AI chatbots are “not magic”, warns Emily Bender, a linguistics professor at the University of Washington in Seattle. She says that they have instead learned from what they have read online.
“If you can get ChatGPT to spit out something that looks like a recipe, then it’s because there are recipes on the internet.”
She adds that the AI could have grabbed the recipe from someone’s cookery blog, thereby decreasing their reader numbers, and their ability to make a living from subscriptions or advertising revenue.
However, Prof Bender does concede that in the future more sophisticated AI may be helpful in recipe creation.
She says that the AI could be asked to “categorise ingredients as sweet, or acidic, and so on”, find those that the internet says should taste good together, and then come up with endless detailed recipes. “However, you have to have a well-defined research question [to give the AI] to get that kind of benefit,” she adds.
Still, UK supermarket chain Waitrose is using AI to spot rising food trends on social media. Currently these include “smash burgers” – crispy burgers made by squashing ground beef onto a super-hot pan – and “crookies” – a croissant filled with cookie dough and chocolate chips.
“We saw smash burgers trending all over social media,” says Lizzie Haywood, Waitrose’s innovations manager. “Now three or four dedicated smash burger restaurants opening up in the UK has coincided with us launching our smash burgers.”
As for crookies, she says the AI saw that the mention of them had “jumped 80 to 90% from last year on social media, and we managed to launch them into trial stores in three months”.
In Singapore, Italian expat Stefano Cantù has created an AI-powered app that can suggest recipes in response to you telling it what ingredients you have in your fridge and cupboards. In a nod to the app being powered by ChatGPT he has called it “ChefGPT”.

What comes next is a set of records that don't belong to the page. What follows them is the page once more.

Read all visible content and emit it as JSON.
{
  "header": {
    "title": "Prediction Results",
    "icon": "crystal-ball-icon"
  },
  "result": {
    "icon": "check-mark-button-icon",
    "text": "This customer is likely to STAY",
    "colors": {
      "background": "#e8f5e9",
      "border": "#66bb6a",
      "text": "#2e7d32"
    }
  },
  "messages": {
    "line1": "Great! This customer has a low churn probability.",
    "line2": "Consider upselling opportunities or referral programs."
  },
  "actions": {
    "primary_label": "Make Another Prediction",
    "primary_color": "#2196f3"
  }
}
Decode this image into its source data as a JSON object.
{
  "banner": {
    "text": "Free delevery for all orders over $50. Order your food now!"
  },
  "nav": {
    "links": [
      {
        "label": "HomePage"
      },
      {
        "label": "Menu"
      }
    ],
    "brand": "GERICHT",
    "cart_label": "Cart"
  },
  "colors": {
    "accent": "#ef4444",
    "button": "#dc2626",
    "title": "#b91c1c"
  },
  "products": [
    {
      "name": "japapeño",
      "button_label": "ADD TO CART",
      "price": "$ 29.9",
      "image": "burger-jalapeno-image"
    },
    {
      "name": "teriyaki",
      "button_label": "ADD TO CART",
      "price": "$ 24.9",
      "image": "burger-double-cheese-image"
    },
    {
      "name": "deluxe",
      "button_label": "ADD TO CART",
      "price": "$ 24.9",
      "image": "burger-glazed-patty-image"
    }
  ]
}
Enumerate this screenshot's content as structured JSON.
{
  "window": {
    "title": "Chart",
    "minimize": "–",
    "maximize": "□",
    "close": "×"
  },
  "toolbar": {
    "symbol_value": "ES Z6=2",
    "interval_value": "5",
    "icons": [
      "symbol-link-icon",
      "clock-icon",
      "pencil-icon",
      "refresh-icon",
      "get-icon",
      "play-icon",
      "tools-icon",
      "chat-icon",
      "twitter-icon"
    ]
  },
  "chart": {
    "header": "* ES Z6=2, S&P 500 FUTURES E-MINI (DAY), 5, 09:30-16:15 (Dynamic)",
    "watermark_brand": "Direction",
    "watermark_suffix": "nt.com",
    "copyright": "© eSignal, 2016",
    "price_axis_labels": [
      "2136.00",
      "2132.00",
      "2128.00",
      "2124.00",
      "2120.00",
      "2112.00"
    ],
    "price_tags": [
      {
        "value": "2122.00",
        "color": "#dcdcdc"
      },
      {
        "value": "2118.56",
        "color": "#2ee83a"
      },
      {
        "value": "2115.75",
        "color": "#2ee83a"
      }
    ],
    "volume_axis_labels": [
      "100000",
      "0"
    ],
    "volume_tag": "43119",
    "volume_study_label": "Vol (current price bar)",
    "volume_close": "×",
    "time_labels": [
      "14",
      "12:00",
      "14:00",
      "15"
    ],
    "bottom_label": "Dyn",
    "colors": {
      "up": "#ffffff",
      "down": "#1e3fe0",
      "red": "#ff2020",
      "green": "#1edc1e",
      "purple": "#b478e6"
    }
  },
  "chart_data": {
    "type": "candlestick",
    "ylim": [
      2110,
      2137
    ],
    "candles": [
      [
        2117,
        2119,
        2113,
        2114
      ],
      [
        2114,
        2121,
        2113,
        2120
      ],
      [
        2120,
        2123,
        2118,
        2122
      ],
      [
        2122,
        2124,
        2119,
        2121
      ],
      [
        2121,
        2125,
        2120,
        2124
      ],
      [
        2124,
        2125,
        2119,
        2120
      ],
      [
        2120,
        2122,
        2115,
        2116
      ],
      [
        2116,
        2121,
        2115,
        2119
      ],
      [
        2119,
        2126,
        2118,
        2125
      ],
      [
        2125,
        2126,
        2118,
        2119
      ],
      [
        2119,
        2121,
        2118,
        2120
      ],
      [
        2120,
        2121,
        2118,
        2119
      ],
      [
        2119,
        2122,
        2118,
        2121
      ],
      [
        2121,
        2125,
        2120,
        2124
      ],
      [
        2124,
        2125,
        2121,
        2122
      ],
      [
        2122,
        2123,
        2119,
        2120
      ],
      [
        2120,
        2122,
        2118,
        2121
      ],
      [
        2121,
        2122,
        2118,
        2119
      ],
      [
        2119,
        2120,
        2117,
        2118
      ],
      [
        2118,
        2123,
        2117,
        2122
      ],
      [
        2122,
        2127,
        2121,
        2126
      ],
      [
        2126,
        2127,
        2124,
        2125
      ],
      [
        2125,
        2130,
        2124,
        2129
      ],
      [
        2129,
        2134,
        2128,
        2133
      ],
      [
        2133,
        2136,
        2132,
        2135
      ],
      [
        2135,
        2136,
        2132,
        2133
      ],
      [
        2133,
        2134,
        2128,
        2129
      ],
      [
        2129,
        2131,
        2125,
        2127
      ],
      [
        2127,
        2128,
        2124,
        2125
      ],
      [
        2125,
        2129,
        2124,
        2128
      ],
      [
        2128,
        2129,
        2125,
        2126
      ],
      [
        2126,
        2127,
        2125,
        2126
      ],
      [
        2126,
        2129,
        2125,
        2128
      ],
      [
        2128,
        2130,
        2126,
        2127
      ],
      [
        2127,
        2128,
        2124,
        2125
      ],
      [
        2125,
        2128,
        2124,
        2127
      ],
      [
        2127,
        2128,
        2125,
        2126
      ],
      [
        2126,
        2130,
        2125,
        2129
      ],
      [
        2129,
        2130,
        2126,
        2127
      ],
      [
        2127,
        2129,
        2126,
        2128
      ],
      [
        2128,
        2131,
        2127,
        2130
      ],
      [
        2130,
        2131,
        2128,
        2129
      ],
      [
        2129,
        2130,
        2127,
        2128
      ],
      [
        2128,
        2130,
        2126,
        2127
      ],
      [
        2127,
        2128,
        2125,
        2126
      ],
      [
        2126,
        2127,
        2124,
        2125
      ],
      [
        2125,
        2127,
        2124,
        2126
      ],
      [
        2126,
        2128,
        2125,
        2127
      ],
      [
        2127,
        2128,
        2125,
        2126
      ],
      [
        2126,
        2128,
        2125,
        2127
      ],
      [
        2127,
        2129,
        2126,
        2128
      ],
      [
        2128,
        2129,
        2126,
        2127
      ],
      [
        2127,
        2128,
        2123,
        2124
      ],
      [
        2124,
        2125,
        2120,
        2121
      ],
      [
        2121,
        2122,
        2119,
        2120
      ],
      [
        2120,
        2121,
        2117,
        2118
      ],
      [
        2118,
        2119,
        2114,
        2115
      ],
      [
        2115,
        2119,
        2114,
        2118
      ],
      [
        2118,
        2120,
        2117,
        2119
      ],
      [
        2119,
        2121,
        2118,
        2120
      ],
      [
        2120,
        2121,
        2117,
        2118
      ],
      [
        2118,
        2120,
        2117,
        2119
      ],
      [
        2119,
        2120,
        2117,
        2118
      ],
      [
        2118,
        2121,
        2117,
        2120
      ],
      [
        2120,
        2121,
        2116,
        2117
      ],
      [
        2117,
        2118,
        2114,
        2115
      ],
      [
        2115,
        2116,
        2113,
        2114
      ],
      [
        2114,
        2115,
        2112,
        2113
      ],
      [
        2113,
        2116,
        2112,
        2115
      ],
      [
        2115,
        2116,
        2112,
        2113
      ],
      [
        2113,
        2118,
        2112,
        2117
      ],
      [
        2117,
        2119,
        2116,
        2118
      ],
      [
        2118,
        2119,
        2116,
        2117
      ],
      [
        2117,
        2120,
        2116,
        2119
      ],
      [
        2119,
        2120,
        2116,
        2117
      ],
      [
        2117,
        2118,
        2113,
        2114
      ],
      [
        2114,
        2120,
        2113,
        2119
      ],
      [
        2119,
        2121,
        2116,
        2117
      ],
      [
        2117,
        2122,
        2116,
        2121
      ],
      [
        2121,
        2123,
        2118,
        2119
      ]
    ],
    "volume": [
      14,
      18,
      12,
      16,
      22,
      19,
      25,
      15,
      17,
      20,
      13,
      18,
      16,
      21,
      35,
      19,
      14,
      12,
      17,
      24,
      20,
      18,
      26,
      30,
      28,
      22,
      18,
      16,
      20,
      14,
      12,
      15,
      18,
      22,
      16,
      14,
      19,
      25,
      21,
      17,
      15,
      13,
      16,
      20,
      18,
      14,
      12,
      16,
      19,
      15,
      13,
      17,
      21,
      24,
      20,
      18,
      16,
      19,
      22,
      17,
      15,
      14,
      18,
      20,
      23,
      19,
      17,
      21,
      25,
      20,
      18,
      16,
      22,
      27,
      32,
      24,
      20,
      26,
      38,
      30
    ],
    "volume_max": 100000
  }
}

“I’m Italian, so of course I cook stuff,” says Mr Cantù, whose day job is at a software company. He says he came up with the idea “over a weekend” after asking ChatGPT for recipe inspirations.
The app also has drop-down menus and toggles, to let a user specify tools they have in their kitchen, or if they’re in a hurry or not a very good cook. The AI then comes up with a recipe and a picture of the dish.
Mr Cantù says he got 30,000 users within a week and a half of launching last year. But then he got “quite a big bill from OpenAI”, the company behind ChatGPT.
He now continues to pay OpenAI a regular fee for using its AI. Mr Cantù explains that this is a standard arrangement when a start-up like his builds its app on top of another company’s technology.
He adds that he is continuing to try to find “the right balance between advertising and subscriptions, and the right level of usage to give free users”. And how he can “monetise free users without selling their data”.
Back in Dubai, Spartak Arutyunyan at Dodo Pizza says AI should be seen as more of a fun thing to use rather than something you’d base your entire menu around.
Yet Dodo Pizza is now enabling customers in Dubai, who order via its app, to try using AI themselves to dream up unusual pizza toppings. And the firm says it aims to extend the AI function to its other branches around the world.